– Та-дам! – мама отнимает ладони от моего лица и восторженно смотрит, ожидая реакции.
Я же могу только выдохнуть.
– Это что за царские палаты? – спрашиваю, только чтобы сделать маме приятное. На самом деле пафос и помпезность вызывают оторопь.
Бронза, позолота, мрамор и хрусталь – «все смешалось в доме Облонских».
Запах дорогой кожи и дерева. На светлом паркете яркие палевые квадраты лохматых ковров.
– Роскошно, правда?
Мама обводит огромную комнату восхищенным взглядом. Она всю жизнь стремилась к красивой жизни. Видимо, вот это для нее и есть «красиво».
Дольче вита, мать ее.
Посмотреть бы на этого Виктора. Небось, урод какой-нибудь кривой и колченогий. Или старик немощный, которому нужна сиделка.

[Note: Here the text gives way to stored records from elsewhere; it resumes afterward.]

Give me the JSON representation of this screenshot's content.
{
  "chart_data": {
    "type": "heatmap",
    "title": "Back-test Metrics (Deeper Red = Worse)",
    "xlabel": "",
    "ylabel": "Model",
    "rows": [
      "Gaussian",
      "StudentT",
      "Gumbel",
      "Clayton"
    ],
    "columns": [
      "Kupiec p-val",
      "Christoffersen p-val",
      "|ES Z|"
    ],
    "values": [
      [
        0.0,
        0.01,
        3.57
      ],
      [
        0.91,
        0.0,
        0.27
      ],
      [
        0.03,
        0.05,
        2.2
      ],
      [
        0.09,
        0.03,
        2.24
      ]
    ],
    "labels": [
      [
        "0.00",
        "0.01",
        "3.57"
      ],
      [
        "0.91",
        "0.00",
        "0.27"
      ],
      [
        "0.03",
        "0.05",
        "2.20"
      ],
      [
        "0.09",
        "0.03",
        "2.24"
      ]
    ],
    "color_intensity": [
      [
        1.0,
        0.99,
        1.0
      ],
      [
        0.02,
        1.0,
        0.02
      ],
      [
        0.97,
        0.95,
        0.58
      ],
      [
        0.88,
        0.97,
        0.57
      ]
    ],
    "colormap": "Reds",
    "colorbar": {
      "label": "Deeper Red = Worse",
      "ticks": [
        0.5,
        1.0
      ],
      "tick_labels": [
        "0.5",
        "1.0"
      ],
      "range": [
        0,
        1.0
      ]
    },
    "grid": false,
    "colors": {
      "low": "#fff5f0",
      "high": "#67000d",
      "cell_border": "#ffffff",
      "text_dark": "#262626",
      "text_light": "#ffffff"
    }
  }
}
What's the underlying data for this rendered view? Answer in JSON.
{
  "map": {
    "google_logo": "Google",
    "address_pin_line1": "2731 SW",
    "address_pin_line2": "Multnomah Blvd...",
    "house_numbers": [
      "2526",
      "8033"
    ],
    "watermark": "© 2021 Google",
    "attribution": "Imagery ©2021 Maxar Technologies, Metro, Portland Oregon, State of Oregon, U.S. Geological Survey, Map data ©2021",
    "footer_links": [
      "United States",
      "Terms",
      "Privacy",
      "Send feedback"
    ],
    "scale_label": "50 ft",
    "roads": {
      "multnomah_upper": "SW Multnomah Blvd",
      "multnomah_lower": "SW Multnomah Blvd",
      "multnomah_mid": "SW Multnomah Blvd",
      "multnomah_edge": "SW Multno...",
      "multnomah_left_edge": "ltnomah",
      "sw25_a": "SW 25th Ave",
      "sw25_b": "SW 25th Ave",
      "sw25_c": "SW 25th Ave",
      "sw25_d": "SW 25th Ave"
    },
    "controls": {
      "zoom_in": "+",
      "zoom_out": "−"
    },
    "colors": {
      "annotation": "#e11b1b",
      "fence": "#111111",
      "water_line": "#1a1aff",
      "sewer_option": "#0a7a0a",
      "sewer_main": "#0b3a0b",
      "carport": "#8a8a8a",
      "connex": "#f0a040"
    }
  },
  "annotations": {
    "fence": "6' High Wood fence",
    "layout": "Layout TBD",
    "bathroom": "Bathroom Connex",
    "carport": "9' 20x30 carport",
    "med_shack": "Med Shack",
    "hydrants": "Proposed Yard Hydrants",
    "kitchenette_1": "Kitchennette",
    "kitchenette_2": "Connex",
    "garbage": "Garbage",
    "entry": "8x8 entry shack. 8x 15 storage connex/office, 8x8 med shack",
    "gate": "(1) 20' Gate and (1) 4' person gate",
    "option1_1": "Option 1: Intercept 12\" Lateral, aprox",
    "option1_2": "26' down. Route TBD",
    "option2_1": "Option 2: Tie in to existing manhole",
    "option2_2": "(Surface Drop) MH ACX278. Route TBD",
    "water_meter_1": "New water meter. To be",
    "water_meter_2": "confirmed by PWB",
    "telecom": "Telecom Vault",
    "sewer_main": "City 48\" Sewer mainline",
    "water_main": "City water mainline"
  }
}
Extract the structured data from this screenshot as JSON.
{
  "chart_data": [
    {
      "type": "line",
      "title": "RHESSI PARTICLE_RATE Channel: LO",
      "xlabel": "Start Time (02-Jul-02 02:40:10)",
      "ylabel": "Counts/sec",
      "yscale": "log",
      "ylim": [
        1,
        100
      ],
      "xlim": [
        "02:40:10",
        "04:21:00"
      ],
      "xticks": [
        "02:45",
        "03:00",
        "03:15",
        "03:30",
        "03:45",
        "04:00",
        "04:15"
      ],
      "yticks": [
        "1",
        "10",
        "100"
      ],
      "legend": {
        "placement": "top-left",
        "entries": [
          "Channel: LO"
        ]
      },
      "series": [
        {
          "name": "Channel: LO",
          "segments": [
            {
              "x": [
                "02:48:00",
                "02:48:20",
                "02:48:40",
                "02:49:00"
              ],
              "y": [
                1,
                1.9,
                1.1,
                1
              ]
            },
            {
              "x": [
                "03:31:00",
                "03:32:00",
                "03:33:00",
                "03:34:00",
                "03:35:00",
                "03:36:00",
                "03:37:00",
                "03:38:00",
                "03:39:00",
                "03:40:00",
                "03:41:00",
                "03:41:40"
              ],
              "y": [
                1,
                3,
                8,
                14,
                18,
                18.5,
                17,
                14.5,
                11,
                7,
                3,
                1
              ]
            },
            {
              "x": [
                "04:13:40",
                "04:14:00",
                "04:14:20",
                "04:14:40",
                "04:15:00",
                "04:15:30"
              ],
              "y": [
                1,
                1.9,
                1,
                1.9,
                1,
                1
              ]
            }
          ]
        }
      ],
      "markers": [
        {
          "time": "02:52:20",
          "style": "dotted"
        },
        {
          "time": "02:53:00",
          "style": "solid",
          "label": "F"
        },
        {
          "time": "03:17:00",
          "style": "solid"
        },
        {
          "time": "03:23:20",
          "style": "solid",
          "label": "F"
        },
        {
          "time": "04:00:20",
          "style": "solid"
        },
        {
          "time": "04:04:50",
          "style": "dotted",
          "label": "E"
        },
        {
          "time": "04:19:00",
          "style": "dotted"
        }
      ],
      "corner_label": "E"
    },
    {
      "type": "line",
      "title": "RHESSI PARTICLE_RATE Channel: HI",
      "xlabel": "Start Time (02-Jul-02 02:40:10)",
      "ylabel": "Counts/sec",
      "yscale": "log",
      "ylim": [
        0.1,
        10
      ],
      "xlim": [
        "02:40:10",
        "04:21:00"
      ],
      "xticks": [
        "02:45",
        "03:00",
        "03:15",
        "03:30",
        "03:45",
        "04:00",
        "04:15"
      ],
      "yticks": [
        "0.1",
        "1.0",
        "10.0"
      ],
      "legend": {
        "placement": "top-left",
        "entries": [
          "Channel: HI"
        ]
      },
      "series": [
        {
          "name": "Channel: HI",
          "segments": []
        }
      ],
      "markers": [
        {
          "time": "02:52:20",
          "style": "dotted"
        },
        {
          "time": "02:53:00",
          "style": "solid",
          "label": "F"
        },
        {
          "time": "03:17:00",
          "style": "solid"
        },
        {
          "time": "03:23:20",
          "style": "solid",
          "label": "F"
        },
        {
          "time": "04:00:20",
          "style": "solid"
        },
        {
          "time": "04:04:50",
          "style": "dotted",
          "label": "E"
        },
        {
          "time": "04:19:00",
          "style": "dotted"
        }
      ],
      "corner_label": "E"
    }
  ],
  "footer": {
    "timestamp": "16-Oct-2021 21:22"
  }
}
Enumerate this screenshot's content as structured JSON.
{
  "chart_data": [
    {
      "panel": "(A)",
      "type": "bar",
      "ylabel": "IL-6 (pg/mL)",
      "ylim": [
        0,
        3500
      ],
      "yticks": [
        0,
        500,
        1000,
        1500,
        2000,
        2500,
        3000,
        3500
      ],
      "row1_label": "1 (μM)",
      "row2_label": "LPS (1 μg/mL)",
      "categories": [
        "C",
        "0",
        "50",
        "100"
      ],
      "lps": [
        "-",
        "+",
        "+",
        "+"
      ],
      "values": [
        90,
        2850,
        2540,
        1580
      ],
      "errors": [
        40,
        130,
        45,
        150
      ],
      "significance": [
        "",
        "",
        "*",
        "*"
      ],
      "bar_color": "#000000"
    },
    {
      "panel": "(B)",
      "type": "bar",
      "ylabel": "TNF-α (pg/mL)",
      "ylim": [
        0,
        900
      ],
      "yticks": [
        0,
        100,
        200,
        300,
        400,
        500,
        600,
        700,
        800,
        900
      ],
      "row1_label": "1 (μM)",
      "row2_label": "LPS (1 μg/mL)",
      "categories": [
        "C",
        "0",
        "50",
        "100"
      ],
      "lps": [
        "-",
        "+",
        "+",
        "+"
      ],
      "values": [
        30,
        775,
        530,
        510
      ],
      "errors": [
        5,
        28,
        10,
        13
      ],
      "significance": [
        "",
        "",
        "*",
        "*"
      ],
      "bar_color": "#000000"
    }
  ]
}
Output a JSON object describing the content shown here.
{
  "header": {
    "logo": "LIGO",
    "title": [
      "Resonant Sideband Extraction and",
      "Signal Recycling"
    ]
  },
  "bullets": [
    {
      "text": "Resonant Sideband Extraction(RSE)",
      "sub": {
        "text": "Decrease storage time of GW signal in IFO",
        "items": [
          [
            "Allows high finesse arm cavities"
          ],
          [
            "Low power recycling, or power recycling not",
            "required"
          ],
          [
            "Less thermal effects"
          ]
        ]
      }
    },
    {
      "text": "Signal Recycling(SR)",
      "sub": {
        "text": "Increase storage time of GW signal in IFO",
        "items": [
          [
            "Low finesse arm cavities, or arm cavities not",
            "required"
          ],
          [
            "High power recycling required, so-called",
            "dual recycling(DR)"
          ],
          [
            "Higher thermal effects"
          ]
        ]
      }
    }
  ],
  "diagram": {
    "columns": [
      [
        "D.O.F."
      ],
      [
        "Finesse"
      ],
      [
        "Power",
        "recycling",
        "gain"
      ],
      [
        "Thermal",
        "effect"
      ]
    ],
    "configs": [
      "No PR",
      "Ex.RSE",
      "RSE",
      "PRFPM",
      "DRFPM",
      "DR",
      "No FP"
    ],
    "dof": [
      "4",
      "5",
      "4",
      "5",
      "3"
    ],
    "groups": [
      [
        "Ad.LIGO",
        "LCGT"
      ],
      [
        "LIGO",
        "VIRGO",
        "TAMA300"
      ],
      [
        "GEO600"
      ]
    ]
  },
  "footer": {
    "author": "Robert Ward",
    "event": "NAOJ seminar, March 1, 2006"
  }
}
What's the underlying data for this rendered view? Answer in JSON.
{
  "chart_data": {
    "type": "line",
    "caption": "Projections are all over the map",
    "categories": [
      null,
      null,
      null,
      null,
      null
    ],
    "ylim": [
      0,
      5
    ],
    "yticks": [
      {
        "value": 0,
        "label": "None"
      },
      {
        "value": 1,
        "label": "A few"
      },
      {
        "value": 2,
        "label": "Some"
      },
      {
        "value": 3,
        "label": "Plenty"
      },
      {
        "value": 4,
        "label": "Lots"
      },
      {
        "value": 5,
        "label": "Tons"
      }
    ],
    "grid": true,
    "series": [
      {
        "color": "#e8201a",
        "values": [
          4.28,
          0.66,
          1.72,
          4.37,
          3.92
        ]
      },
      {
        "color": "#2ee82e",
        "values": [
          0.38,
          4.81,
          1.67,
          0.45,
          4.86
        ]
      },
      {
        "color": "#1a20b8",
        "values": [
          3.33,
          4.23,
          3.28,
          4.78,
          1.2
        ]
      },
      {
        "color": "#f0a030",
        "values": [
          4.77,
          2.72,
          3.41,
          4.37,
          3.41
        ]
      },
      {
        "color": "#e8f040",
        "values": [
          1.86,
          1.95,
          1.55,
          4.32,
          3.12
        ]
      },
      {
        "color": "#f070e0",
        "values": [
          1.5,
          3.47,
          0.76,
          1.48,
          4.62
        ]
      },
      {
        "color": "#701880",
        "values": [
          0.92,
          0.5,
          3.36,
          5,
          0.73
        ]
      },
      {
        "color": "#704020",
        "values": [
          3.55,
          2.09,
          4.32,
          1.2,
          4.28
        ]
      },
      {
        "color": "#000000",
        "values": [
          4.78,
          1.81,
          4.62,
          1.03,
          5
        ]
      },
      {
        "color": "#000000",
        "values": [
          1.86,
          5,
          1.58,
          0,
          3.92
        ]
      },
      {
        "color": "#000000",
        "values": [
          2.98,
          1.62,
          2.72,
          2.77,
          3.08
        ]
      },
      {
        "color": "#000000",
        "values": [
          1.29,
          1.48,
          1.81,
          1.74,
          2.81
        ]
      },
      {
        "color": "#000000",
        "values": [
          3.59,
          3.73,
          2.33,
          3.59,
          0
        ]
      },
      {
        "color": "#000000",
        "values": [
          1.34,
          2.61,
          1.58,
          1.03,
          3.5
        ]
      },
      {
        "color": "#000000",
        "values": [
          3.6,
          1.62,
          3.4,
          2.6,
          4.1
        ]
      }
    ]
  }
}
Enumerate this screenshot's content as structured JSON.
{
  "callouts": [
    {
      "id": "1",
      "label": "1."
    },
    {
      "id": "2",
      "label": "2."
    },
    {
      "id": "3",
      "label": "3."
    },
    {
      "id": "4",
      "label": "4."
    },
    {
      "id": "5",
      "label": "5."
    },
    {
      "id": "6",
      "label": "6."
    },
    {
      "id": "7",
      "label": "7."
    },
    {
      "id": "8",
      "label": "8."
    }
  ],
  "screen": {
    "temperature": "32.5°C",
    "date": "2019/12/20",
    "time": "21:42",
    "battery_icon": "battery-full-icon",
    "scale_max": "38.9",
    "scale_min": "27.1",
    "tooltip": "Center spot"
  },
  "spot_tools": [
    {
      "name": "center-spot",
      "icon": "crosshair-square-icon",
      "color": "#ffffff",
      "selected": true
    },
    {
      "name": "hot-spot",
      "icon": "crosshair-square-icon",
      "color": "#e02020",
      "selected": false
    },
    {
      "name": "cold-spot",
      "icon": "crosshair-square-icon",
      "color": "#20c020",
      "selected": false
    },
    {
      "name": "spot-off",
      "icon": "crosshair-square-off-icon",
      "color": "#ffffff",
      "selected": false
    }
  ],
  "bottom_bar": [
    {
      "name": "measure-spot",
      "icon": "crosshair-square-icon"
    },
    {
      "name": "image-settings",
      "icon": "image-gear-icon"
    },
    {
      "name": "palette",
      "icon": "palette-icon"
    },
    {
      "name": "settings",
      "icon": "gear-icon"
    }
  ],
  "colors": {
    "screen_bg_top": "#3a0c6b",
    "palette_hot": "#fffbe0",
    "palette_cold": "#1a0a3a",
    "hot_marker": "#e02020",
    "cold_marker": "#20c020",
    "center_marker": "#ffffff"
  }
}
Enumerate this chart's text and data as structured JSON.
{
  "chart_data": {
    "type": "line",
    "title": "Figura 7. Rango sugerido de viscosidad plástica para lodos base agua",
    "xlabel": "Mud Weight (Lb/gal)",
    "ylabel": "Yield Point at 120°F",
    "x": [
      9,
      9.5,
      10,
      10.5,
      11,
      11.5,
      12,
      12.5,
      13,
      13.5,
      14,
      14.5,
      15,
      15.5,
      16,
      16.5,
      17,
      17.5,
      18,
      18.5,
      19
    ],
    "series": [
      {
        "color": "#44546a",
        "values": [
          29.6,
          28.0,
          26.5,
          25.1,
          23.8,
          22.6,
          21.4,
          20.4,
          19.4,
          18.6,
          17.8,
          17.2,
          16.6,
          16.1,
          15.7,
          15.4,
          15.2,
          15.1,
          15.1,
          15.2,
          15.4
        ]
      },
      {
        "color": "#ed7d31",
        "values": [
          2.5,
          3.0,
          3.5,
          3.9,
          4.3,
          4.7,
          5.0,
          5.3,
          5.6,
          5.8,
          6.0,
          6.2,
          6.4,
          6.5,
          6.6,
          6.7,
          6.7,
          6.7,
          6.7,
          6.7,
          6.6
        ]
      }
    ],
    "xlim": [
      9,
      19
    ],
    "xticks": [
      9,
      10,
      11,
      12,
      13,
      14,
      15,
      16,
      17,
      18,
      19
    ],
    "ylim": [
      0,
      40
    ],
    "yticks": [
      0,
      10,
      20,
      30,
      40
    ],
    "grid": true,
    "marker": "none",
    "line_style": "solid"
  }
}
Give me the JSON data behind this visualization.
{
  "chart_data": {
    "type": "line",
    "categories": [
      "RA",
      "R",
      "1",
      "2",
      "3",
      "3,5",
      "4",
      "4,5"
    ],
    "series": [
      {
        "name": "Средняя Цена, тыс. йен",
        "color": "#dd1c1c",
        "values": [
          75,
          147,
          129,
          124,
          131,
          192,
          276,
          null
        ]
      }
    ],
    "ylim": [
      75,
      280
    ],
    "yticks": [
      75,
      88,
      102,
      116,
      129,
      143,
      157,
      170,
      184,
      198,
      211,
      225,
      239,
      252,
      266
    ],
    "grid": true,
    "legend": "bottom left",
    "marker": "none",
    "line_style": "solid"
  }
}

Не то чтобы я считаю, будто моя мама не может привлечь достойного мужчину. Но вот эта ее погоня за богатством вызывает смех и жалость. Мужчина не может этого не чувствовать, тем более, умный мужчина. Из таких охотниц за состоянием он мог бы выбрать кого-нибудь намного моложе и сексапильнее.
– Как в музее, – с интересом рассматриваю свисающую с потолка тяжелую люстру. Интересно, она уже падала на кого-то? А если упадет, убьет или сотрясением отделаешься?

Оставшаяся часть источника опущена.